Ils avaient fait plusieurs erreurs de réceptions, mais aucune chute n'était à déplorer, ce qui était déjà bon signe pour Félix. Mais elle ne le voyait que comme un échec, un cuisant échec de plus, et une côte à remonter l'année prochaine. Leur entraîneur les avait félicité, mais devant ce minable score, Céleste s'était effondrée. Elle gérait mal la pression, et son partenaire aussi, ce qui ne facilitait pas la préparation des grosses compétitions de cette envergure. Pourtant, elle s'était sentie prête avant de faire ses valises pour rejoindre les championnats de France. Son coeur l'avait trompé, encore une fois, jamais elle n'avait été à la hauteur de cette prestigieuse compétition. C'était une erreur que de les inscrire à nouveau, dès leur première année. Ses parents avaient raison, mais elle manquerait bien de leur dire. La tension entre elle et sa famille avait diminué suite à une intervention de son entraîneur et de Conrad, qui avaient remarqué l'état de la jeune fille. Ce n'était pas de l'amour qu'elle ressentait, mais la haine était désormais bien loin, ce qui constituait une sorte de victoire. La seule de l'année. Ils avaient par ailleurs insisté auprès de leurs patrons pour assister à la compétition, mais ils avaient prestement refusé, arguant que ce n'était qu'un petit évènement. Comment allait-elle leur annoncer que leur fille sur laquelle ils misaient tout leur espoir se trouvait désormais incapable de gagner ?

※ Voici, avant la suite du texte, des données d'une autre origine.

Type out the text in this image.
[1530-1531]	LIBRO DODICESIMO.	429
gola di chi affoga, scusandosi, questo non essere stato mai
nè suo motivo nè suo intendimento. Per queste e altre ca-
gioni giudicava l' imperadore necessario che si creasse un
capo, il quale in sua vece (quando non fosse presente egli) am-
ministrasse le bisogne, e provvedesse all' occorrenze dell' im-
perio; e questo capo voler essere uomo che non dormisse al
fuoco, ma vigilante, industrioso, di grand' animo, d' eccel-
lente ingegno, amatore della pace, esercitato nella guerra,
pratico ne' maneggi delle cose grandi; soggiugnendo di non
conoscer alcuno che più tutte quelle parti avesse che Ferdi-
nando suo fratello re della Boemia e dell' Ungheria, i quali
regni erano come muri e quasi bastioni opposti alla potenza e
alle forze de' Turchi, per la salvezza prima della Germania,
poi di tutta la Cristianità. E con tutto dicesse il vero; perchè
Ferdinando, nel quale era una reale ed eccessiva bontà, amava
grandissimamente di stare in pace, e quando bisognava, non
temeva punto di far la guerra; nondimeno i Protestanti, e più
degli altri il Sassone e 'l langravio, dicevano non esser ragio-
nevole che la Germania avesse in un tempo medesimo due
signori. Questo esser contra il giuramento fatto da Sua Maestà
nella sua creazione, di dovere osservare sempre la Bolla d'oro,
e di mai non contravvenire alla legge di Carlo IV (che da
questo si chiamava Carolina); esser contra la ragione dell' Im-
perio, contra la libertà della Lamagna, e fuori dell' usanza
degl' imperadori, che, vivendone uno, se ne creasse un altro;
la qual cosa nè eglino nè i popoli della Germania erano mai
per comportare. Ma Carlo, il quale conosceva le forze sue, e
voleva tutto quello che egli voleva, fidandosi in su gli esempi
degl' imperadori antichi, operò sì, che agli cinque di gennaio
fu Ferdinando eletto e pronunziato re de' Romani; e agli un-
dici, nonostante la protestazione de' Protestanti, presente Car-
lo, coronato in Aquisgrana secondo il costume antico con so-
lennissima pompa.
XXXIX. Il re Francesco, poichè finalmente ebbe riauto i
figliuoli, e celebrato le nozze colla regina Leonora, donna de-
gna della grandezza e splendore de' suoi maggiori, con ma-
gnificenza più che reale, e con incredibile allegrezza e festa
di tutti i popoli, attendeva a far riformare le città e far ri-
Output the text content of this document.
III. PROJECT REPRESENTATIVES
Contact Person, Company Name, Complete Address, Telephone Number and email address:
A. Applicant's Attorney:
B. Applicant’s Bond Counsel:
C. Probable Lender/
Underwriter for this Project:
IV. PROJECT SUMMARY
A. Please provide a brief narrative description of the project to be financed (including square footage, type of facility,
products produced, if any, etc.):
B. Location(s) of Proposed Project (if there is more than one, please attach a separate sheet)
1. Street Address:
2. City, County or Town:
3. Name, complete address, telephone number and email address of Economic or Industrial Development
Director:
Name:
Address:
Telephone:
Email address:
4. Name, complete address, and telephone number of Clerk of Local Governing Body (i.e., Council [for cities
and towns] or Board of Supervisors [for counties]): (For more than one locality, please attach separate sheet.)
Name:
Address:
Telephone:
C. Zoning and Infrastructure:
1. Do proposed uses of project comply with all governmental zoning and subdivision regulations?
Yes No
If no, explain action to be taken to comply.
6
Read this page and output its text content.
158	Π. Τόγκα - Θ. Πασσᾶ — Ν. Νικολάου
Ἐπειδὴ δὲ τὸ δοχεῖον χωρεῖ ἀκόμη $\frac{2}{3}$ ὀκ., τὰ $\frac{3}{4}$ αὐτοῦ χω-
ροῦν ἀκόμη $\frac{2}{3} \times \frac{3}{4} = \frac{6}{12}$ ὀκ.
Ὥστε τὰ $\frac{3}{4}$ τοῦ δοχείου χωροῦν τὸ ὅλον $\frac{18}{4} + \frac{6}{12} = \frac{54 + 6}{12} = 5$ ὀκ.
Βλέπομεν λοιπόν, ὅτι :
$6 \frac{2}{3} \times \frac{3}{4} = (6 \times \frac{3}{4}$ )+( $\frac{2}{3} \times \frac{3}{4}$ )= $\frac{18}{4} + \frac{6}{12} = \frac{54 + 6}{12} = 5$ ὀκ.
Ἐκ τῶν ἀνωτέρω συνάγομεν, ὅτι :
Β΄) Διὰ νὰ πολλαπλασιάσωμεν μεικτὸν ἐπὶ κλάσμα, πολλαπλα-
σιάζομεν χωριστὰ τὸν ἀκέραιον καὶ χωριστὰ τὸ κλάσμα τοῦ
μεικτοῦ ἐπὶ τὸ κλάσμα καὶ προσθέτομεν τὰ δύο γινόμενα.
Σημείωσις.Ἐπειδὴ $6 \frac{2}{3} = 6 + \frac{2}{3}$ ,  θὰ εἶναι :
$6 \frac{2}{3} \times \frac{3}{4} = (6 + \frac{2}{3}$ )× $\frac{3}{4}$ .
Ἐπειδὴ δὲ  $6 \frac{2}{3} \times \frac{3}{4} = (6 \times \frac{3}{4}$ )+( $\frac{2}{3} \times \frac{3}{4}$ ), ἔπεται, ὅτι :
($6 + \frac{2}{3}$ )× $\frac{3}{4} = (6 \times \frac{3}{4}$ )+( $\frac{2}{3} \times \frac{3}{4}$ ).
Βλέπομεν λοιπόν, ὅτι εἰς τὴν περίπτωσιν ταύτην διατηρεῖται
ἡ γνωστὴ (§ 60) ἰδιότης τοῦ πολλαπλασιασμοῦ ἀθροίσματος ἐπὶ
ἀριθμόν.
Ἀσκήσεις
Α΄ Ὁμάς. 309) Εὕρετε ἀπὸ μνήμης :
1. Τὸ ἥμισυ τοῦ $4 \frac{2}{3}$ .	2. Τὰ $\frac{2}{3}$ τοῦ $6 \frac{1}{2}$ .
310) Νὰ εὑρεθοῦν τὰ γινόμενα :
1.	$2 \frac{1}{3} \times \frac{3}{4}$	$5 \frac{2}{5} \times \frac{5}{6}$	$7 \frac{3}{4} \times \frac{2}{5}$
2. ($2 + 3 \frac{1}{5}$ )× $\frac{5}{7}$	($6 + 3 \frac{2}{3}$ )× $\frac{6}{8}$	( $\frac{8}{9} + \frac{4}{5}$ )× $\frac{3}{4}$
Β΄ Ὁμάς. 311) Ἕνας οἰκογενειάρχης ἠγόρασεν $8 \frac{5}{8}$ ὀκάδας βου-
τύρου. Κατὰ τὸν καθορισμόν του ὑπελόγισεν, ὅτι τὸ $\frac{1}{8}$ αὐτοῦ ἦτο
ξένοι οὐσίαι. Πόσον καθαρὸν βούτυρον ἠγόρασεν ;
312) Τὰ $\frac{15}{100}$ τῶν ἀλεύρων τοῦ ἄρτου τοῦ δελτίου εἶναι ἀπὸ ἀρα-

Les parents de Conrad n'avait pas pu l'encourager non plus, alors c'était leur coach qui se chargeait de les ramener chez-eux. L'ambiance dans la voiture était pesante, et aucun des deux n'osaient prendre la parole, c'était difficile d'être confronté à celui que l'on avait involontairement déçu. Les réceptions défectueuses provenaient autant de Céleste que de Conrad, et pourtant, ils continuaient à se blâmer, seuls, en encaissant une pleine responsabilité alors que les fautes étaient partagées. Félix secoua la tête devant le spectacle qui se jouait dans son automobile, les deux étaient certes fiers, il n'existait pas cents personnes aussi orgueilleuses qu'eux, mais ils reconnaissaient les erreurs commises et désiraient les assumer. Seuls. Mais un couple fonctionnait à deux et même si la jeune fille en avait parfaitement conscience, ses erreurs avaient toujours été uniquement les siennes. Et puis, si elle laissait le garçon prendre une partie de la responsabilité, elle lui en voudrait terriblement. Elle tenait sincèrement à lui alors ce n'était pas son intérêt que de se disputer violemment avec lui.